For all of its successes, Smallville was no stranger to dropping the ball when it came to bringing to life some of DC's most beloved superheroes. One of the biggest examples of this was Black Canary. Her characterization was promising, but the same couldn't be said about her superhero attire. Black Canary's costume was technically comic book-accurate, but there was something off about the design that made her entire ensemble feel like a Halloween costume.

To fans' delight, the people behind the Arrowverse avoided Smallville's mistakes when it came to designing the costume for the first Black Canary, Sara Lance. Arrow's version of the suit was realistic, functional, yet still felt like a fun superhero ensemble. Admittedly, the costume wasn't particularly faithful to the one in the comics, but it was still a clever and much-needed reinvention of Black Canary's classic fashion style.



Brainiac 5 made his live-action debut in Smallville's tenth season (played by James Marsters). Continuing its efforts to ground its characters, the show opted to hide Brainiac's other-worldly aesthetic beneath a normal human appearance. Grounding a visually-stunning superhero like Brainiac was risky, but it paid off. Even without the use of makeup, the character looked imposing, and portraying him as a human ended up elevating his robotic mannerisms and personality.

Supergirl took a more comic book-accurate approach with the character (this time played by Jesse Rath). Unfortunately, while Rath delivered a great performance, Brainiac's new design didn't quite live up to the version presented by Smallville. A major reason for that was the character's makeup, which didn't look particularly realistic. Hopefully, the character's design will be improved for any potential appearances in the Arrowverse down the line.


To this day, Smallville is considered one of the best interpretations of Superman out there. Still, in spite of all of its successes, there was one thing the prequel series never got right about the Big Blue Boy Scout: his wardrobe. Throughout the show, Clark donned a variety of different "costumes," including a dark coat and a red leather jacket with the House of El symbol printed on the chest. Unsurprisingly, those designs didn't quite stick the landing.

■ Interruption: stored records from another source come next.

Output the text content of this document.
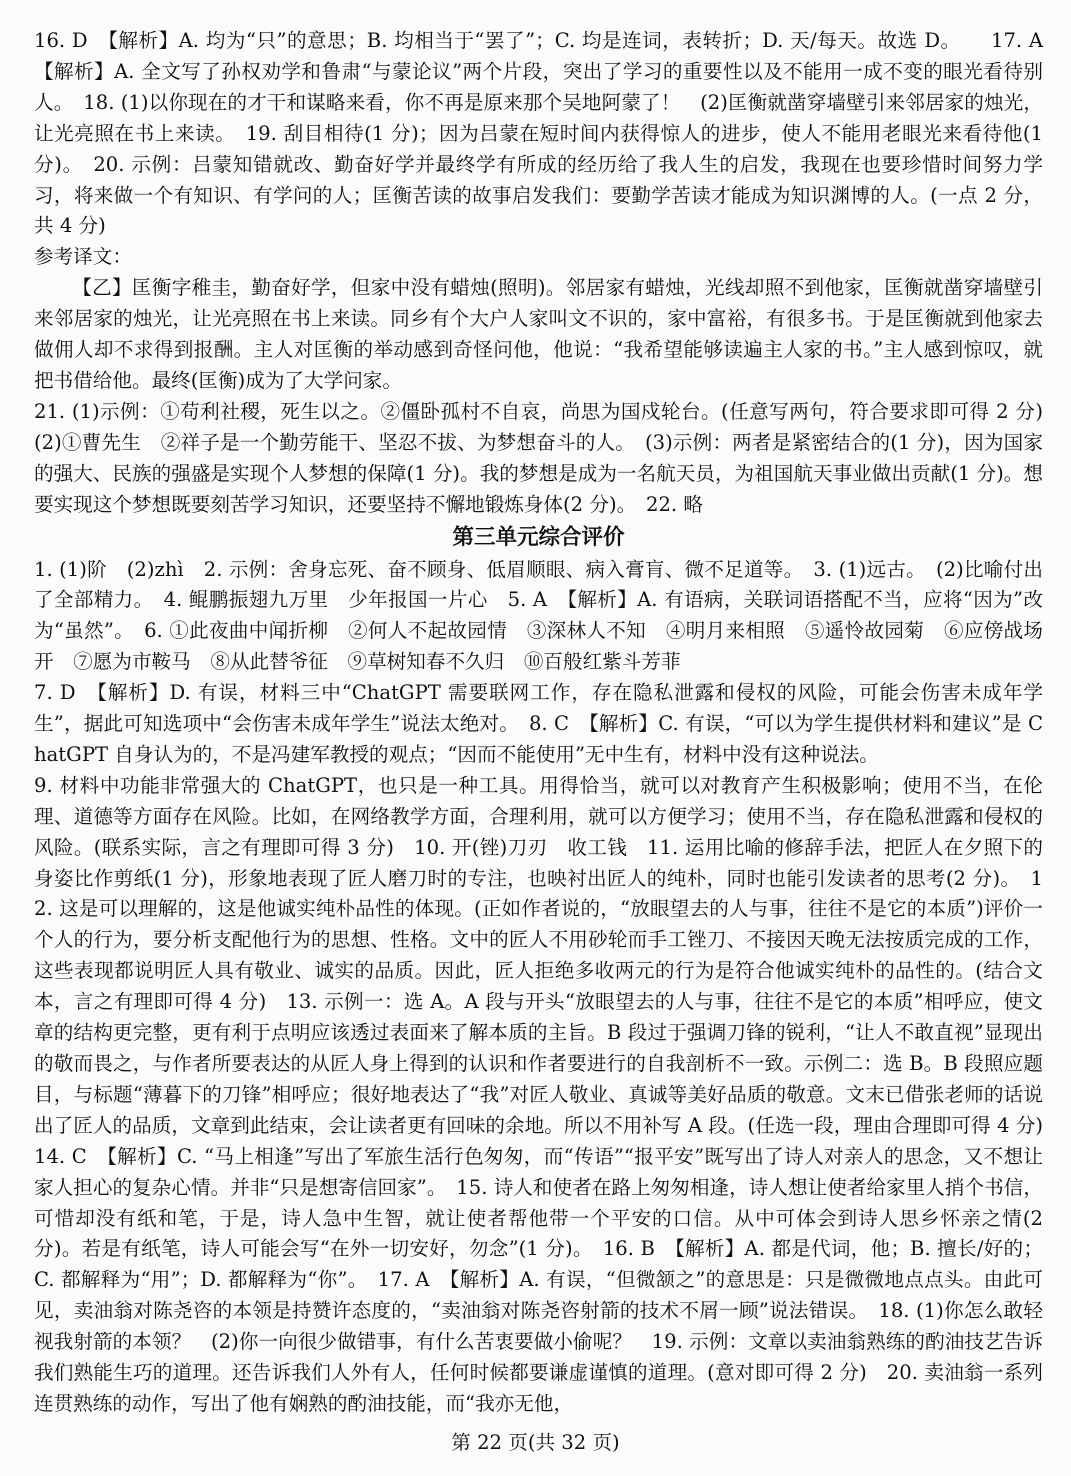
16. D　【解析】A. 均为“只”的意思；B. 均相当于“罢了”；C. 均是连词，表转折；D. 天/每天。故选 D。　　17. A　【解析】A. 全文写了孙权劝学和鲁肃“与蒙论议”两个片段，突出了学习的重要性以及不能用一成不变的眼光看待别人。　18. (1)以你现在的才干和谋略来看，你不再是原来那个吴地阿蒙了！　(2)匡衡就凿穿墙壁引来邻居家的烛光，让光亮照在书上来读。　19. 刮目相待(1 分)；因为吕蒙在短时间内获得惊人的进步，使人不能用老眼光来看待他(1 分)。　20. 示例：吕蒙知错就改、勤奋好学并最终学有所成的经历给了我人生的启发，我现在也要珍惜时间努力学习，将来做一个有知识、有学问的人；匡衡苦读的故事启发我们：要勤学苦读才能成为知识渊博的人。(一点 2 分，共 4 分)

参考译文：

【乙】匡衡字稚圭，勤奋好学，但家中没有蜡烛(照明)。邻居家有蜡烛，光线却照不到他家，匡衡就凿穿墙壁引来邻居家的烛光，让光亮照在书上来读。同乡有个大户人家叫文不识的，家中富裕，有很多书。于是匡衡就到他家去做佣人却不求得到报酬。主人对匡衡的举动感到奇怪问他，他说：“我希望能够读遍主人家的书。”主人感到惊叹，就把书借给他。最终(匡衡)成为了大学问家。

21. (1)示例：①苟利社稷，死生以之。②僵卧孤村不自哀，尚思为国戍轮台。(任意写两句，符合要求即可得 2 分)(2)①曹先生　②祥子是一个勤劳能干、坚忍不拔、为梦想奋斗的人。　(3)示例：两者是紧密结合的(1 分)，因为国家的强大、民族的强盛是实现个人梦想的保障(1 分)。我的梦想是成为一名航天员，为祖国航天事业做出贡献(1 分)。想要实现这个梦想既要刻苦学习知识，还要坚持不懈地锻炼身体(2 分)。　22. 略

第三单元综合评价

1. (1)阶　(2)zhì　2. 示例：舍身忘死、奋不顾身、低眉顺眼、病入膏肓、微不足道等。　3. (1)远古。　(2)比喻付出了全部精力。　4. 鲲鹏振翅九万里　少年报国一片心　5. A　【解析】A. 有语病，关联词语搭配不当，应将“因为”改为“虽然”。　6. ①此夜曲中闻折柳　②何人不起故园情　③深林人不知　④明月来相照　⑤遥怜故园菊　⑥应傍战场开　⑦愿为市鞍马　⑧从此替爷征　⑨草树知春不久归　⑩百般红紫斗芳菲

7. D　【解析】D. 有误，材料三中“ChatGPT 需要联网工作，存在隐私泄露和侵权的风险，可能会伤害未成年学生”，据此可知选项中“会伤害未成年学生”说法太绝对。　8. C　【解析】C. 有误，“可以为学生提供材料和建议”是 ChatGPT 自身认为的，不是冯建军教授的观点；“因而不能使用”无中生有，材料中没有这种说法。

9. 材料中功能非常强大的 ChatGPT，也只是一种工具。用得恰当，就可以对教育产生积极影响；使用不当，在伦理、道德等方面存在风险。比如，在网络教学方面，合理利用，就可以方便学习；使用不当，存在隐私泄露和侵权的风险。(联系实际，言之有理即可得 3 分)　10. 开(锉)刀刃　收工钱　11. 运用比喻的修辞手法，把匠人在夕照下的身姿比作剪纸(1 分)，形象地表现了匠人磨刀时的专注，也映衬出匠人的纯朴，同时也能引发读者的思考(2 分)。　12. 这是可以理解的，这是他诚实纯朴品性的体现。(正如作者说的，“放眼望去的人与事，往往不是它的本质”)评价一个人的行为，要分析支配他行为的思想、性格。文中的匠人不用砂轮而手工锉刀、不接因天晚无法按质完成的工作，这些表现都说明匠人具有敬业、诚实的品质。因此，匠人拒绝多收两元的行为是符合他诚实纯朴的品性的。(结合文本，言之有理即可得 4 分)　13. 示例一：选 A。A 段与开头“放眼望去的人与事，往往不是它的本质”相呼应，使文章的结构更完整，更有利于点明应该透过表面来了解本质的主旨。B 段过于强调刀锋的锐利，“让人不敢直视”显现出的敬而畏之，与作者所要表达的从匠人身上得到的认识和作者要进行的自我剖析不一致。示例二：选 B。B 段照应题目，与标题“薄暮下的刀锋”相呼应；很好地表达了“我”对匠人敬业、真诚等美好品质的敬意。文末已借张老师的话说出了匠人的品质，文章到此结束，会让读者更有回味的余地。所以不用补写 A 段。(任选一段，理由合理即可得 4 分)　14. C　【解析】C. “马上相逢”写出了军旅生活行色匆匆，而“传语”“报平安”既写出了诗人对亲人的思念，又不想让家人担心的复杂心情。并非“只是想寄信回家”。　15. 诗人和使者在路上匆匆相逢，诗人想让使者给家里人捎个书信，可惜却没有纸和笔，于是，诗人急中生智，就让使者帮他带一个平安的口信。从中可体会到诗人思乡怀亲之情(2 分)。若是有纸笔，诗人可能会写“在外一切安好，勿念”(1 分)。　16. B　【解析】A. 都是代词，他；B. 擅长/好的；C. 都解释为“用”；D. 都解释为“你”。　17. A　【解析】A. 有误，“但微颔之”的意思是：只是微微地点点头。由此可见，卖油翁对陈尧咨的本领是持赞许态度的，“卖油翁对陈尧咨射箭的技术不屑一顾”说法错误。　18. (1)你怎么敢轻视我射箭的本领？　(2)你一向很少做错事，有什么苦衷要做小偷呢？　19. 示例：文章以卖油翁熟练的酌油技艺告诉我们熟能生巧的道理。还告诉我们人外有人，任何时候都要谦虚谨慎的道理。(意对即可得 2 分)　20. 卖油翁一系列连贯熟练的动作，写出了他有娴熟的酌油技能，而“我亦无他，

第 22 页(共 32 页)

Thankfully, the Man of Steel's wardrobe was finally done justice in Supergirl. Clark Kent made a guest appearance during the show's second season, and surprisingly, his superhero suit looked like it had been taken straight out of a comic book panel. Superman's costume was regal and much like Supergirls' suit, its design had an attractive modern touch that perfectly translated the hero's classic comic book aesthetic into live-action.



Smallville's ninth season introduced one of Supeman's most dangerous villains: John Corben, aka Metallo. While the character's backstory was quite different from the comics, his design was a strikingly faithful recreation of his comic book aesthetic. He looked powerful and menacing, and it was easy to believe he could go toe-to-toe with Superman. The character played a small role in the show, but his striking design made a big impact on audiences.

Unfortunately, Metallo's next foray into live-action TV wasn't as successful as his first. John Corben appeared in the second season of Supergirl. The character proved to be powerful enough to take on both Supergirl and Superman, but his design left a lot to be desired. His look was technically comic book-accurate, but unlike the version seen in Smallville, Metallo lacked a menacing touch, which ultimately made him feel more like an average henchman.